Brytyjczyk chciał potwierdzić, że liderem został nieprzypadkowo i do Włoch przyjechał po zwycięstwo. Kolejna szansa na walkę przyszła w górskim finiszem na Gran Sasso. Kolarze formacji Mitchelton-Scott nadawali tempo w peletonie i stopniowo wchłaniali uciekinierów. Najdłużej na prowadzeniu utrzymał się Fausto Masnada, którego liderzy złapali na najtrudniejszym odcinku wzniesienia.

Kilometr przed metą na czele pozostała jedenastoosobowa grupka. Tempa czołówki nie wytrzymał Chris Froome, który na tym etapie wyścigu nie błyszczał wysoką formą. Jako pierwszy finisz rozpoczął Giulio Ciccone, lecz Yates ruszył 200 metrów przed metą i pewnie triumfował na abruzyjskim szczycie.

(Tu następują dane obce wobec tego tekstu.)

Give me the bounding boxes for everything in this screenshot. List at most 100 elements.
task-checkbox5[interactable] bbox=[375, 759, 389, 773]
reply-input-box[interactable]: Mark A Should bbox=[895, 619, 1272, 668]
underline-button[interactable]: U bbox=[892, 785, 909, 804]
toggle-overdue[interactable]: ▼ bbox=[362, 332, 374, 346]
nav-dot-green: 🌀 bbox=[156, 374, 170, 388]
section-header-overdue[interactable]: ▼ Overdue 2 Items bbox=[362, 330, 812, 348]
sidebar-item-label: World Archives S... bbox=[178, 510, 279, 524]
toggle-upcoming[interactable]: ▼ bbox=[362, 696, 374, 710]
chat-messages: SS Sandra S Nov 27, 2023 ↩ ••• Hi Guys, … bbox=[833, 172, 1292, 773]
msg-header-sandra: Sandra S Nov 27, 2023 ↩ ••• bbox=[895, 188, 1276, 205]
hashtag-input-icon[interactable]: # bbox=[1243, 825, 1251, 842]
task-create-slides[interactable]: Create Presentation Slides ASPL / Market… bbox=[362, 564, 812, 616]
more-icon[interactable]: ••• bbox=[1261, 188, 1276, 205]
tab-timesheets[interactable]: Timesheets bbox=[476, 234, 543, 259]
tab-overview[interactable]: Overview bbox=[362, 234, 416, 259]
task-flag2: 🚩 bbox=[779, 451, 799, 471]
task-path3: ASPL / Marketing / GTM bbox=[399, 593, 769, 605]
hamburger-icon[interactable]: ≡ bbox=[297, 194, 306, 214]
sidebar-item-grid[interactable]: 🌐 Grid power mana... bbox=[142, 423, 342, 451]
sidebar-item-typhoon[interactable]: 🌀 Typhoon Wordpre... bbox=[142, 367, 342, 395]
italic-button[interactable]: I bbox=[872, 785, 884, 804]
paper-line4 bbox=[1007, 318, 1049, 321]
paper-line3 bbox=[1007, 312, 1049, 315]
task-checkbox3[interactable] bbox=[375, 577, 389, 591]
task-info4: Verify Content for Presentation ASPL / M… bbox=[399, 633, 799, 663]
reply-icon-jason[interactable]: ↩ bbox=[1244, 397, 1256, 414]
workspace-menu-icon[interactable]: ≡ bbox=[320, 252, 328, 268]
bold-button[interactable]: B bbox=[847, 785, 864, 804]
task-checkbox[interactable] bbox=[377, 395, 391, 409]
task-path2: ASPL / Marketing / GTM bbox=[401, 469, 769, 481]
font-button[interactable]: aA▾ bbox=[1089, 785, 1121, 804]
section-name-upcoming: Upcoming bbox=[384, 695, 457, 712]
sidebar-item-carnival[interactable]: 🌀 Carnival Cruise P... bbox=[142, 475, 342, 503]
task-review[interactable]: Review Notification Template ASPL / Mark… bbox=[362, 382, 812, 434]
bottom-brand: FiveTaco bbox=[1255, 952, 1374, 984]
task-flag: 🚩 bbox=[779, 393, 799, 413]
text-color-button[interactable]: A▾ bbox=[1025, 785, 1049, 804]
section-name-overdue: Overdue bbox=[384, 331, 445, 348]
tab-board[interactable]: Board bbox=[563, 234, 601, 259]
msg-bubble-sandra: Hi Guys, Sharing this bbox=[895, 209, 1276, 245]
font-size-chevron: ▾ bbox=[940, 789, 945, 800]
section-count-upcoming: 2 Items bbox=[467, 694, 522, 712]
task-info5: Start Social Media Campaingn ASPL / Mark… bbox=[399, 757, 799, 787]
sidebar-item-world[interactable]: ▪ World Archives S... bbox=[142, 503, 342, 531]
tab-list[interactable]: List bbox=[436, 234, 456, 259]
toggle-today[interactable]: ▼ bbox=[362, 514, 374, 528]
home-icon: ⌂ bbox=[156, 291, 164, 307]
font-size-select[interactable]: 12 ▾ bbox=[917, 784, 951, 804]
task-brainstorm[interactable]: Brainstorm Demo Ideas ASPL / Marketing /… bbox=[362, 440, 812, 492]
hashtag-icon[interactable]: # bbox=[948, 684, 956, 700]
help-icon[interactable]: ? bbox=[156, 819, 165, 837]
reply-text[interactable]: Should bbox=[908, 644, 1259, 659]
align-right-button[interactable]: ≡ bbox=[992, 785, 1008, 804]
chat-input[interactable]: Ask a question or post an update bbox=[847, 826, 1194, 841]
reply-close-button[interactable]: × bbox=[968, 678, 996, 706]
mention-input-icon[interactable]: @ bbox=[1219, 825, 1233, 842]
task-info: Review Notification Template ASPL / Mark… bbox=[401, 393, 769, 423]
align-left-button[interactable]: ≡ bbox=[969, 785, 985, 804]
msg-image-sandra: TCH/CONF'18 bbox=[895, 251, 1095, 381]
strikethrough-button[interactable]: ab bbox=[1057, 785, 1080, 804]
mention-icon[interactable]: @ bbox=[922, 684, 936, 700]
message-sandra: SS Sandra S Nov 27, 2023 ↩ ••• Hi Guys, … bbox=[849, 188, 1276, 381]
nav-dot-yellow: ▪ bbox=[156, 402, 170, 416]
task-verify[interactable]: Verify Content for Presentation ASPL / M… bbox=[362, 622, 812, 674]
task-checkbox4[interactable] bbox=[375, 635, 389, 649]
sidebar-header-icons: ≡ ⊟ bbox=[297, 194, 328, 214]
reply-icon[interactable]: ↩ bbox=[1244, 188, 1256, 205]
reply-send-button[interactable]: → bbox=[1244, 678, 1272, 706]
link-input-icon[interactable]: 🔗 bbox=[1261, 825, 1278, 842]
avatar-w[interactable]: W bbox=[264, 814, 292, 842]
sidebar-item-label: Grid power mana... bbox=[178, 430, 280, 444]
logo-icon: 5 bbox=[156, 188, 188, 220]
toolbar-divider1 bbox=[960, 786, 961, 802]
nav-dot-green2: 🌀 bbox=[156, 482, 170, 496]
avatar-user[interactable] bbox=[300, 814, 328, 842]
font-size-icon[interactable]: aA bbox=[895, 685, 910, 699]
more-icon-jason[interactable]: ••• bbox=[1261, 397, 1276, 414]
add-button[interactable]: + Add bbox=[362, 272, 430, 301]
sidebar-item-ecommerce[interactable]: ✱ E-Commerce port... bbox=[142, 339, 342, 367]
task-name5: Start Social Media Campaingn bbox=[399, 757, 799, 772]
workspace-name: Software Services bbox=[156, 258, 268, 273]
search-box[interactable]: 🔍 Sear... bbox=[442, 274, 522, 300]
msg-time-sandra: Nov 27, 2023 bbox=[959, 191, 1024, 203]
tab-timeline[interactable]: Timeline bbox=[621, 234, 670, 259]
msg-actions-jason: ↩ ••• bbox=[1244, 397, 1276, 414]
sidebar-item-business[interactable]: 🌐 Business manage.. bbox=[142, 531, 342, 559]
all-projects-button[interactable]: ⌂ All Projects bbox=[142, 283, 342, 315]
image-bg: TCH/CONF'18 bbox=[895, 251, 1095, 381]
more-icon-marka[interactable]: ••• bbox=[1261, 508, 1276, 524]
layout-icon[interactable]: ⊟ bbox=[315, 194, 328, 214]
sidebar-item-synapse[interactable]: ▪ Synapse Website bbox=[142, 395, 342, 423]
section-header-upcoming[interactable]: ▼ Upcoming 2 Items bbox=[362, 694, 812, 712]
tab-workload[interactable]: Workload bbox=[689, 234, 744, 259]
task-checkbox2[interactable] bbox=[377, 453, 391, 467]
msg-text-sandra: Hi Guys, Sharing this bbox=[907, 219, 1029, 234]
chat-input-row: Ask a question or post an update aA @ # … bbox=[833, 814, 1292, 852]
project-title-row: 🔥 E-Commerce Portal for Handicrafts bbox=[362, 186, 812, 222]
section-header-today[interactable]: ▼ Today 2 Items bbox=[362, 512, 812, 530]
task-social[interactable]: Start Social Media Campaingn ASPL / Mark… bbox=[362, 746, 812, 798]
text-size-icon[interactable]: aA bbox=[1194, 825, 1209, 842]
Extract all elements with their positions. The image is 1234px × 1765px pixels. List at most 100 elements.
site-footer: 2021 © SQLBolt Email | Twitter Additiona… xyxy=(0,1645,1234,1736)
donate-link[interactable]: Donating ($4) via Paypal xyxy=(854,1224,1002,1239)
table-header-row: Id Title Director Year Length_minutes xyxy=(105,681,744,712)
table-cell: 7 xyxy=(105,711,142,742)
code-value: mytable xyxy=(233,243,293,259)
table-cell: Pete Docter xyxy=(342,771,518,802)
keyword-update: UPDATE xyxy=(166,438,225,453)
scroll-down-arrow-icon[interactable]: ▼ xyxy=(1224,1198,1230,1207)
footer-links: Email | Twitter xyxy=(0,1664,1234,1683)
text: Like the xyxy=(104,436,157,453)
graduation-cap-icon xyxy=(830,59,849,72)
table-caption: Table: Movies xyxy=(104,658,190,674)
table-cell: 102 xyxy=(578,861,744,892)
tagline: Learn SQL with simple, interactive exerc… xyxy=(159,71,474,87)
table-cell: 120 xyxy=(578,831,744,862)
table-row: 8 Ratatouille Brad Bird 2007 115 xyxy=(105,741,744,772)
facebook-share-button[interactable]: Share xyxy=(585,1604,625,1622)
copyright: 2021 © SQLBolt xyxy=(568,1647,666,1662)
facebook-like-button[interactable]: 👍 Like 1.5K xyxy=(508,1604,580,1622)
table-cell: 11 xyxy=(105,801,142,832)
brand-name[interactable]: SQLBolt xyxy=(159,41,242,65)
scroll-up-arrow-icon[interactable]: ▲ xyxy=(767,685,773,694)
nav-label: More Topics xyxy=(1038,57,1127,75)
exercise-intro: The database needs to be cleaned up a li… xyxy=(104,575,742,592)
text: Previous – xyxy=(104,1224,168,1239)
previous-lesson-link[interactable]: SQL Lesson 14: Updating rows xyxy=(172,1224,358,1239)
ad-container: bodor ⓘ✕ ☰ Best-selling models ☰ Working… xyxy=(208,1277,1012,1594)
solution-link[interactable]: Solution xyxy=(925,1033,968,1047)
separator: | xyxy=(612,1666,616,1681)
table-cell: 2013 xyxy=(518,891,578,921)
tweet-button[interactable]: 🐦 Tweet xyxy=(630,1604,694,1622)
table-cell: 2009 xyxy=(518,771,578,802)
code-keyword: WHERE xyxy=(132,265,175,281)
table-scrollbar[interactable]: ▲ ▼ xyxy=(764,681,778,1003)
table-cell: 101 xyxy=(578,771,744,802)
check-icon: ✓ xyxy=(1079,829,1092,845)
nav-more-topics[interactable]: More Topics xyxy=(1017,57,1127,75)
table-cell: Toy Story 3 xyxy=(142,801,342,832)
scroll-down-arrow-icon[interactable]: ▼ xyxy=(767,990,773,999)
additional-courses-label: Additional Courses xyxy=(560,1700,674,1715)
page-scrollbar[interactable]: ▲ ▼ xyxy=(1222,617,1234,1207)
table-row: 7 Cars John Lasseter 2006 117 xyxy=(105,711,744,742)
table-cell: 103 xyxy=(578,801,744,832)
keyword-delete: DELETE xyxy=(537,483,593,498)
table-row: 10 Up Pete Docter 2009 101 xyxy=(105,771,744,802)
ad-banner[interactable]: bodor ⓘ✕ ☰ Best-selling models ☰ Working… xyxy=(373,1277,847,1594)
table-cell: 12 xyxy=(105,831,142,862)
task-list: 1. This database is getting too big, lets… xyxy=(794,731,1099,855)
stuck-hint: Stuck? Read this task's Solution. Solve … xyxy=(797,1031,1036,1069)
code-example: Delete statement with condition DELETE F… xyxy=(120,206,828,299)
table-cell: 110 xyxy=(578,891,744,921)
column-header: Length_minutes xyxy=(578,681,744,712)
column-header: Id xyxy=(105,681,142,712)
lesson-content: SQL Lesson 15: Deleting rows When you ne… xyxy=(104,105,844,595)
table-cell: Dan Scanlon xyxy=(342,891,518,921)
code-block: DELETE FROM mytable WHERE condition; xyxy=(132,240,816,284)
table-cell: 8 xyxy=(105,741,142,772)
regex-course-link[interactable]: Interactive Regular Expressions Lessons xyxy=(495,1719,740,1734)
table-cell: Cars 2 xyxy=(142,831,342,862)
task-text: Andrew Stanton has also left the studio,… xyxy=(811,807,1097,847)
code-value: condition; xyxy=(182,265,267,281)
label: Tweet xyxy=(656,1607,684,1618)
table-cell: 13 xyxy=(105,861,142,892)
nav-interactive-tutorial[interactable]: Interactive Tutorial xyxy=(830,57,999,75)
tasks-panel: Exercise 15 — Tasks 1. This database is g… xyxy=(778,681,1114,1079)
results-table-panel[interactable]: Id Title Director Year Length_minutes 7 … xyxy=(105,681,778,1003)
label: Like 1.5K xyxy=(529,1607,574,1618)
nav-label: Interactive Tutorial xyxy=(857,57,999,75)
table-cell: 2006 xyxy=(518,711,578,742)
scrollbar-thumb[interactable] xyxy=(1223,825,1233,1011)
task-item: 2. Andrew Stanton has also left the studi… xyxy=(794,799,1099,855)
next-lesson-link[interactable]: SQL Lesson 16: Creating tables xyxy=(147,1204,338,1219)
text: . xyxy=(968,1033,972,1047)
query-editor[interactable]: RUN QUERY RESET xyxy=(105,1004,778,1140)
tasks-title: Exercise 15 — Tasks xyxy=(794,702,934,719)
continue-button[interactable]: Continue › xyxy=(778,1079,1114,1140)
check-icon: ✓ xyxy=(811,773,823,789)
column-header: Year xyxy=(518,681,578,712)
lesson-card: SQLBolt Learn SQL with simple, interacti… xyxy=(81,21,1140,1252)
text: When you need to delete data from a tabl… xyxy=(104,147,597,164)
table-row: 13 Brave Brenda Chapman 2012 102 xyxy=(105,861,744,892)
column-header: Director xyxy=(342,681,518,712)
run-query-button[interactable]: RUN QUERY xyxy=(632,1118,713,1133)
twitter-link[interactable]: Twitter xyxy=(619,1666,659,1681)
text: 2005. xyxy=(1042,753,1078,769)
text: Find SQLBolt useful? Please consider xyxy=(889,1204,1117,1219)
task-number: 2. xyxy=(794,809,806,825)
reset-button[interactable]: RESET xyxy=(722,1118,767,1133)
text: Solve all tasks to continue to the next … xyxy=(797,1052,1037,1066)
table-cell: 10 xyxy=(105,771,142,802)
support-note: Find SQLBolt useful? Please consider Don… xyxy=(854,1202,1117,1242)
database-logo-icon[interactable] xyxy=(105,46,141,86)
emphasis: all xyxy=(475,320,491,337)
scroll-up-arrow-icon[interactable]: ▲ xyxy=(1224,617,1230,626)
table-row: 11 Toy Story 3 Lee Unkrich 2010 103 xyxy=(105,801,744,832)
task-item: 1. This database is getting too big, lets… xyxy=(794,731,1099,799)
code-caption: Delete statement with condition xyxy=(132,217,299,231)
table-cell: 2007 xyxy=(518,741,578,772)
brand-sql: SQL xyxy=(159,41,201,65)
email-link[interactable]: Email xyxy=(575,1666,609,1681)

W drugim tygodniu wyścigu kolarz z Bury był nie do zatrzymania: w maglia rosa wygrał etap na krótkiej wspinaczce w Osimo, a przed dniem przerwy, po szalonym rajdzie, dopisał do swojego konta triumf w ośrodku narciarskim Sappada. Niewielu spodziewało się, że kolejne dni przyniosą poważny kryzys, który pozbawi Brytyjczyka szans na końcowy triumf.